The real estate market showed a small glimmer of life last week, as mortgage applications for home purchases picked up slightly after hitting a 13-year low the week before.
Applications for home purchase mortgages rose a seasonally adjusted 3.4 percent, one week after hitting their lowest level since December 1996. It was only the second weekly increase in the 11 weeks since the end of the homebuyer tax credit program, as reported in the weekly survey by the Mortgage Bankers Association (MBA).
Spurring consumer interest were low mortgage interest rates, which fell to their lowest averages ever reported in the MBA weekly survey. The average rate reported on a 30-year fixed rate loan dropped to 4.59 percent, down from 4.69 percent the week before and besting the previous record of 4.61 percent set the week ending April 1, 2009.
The average rate on 15-year fixed-rate mortgages fell to 4.05 percent, also a new record, down from 4.12 percent the week before and besting the previous record of 4.06 set three weeks ago.
Refinancing at highest level in 14 months
The low rates have spurred renewed interest in mortgage refinancing, with refinance applications increasing a seasonally adjusted 8.6 percent for the week. It was the highest level of refinance activity reported by the MBA since May 22, 2009.
“The refinance index is up almost 30 percent over the past four weeks, but is still well below the peak seen last spring," said Michael Fratantoni, MBA vice president of Research and Economics. "Refinance borrowers, aiming for the lowest possible rate, are getting conventional loans.
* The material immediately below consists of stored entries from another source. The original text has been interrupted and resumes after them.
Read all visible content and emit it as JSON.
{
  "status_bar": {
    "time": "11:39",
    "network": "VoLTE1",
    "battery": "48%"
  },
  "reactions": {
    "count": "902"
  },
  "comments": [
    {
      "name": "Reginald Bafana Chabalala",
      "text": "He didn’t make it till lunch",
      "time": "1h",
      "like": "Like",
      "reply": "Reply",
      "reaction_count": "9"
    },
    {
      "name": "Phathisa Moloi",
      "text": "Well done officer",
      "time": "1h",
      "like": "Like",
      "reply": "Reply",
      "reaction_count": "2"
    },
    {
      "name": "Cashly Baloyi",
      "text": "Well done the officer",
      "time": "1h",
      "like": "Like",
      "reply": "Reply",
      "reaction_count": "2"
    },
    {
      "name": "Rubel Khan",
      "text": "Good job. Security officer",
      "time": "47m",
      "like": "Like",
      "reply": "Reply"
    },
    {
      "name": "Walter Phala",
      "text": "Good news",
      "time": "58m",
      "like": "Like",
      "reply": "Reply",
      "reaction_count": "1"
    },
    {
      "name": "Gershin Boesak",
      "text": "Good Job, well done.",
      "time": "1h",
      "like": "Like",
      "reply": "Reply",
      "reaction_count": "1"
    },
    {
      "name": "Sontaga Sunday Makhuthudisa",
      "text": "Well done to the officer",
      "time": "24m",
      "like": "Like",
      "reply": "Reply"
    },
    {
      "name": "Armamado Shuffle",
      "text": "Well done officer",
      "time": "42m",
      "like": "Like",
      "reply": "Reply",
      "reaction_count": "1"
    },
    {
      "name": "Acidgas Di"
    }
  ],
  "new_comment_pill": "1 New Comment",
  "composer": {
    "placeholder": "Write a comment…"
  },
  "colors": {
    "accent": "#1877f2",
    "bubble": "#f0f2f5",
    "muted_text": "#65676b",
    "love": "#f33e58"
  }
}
The strength in purchase applications comes from government loans, likely indicating that prospective buyers are drawn by the lower down payment requirements."
Refinance applications made up four out of five mortgage applications last week, hitting their largest share of the market since April 2009.
The current survey covers the week that ended Friday, July 16 and is based on loans with an 80 percent loan-to-value ratio.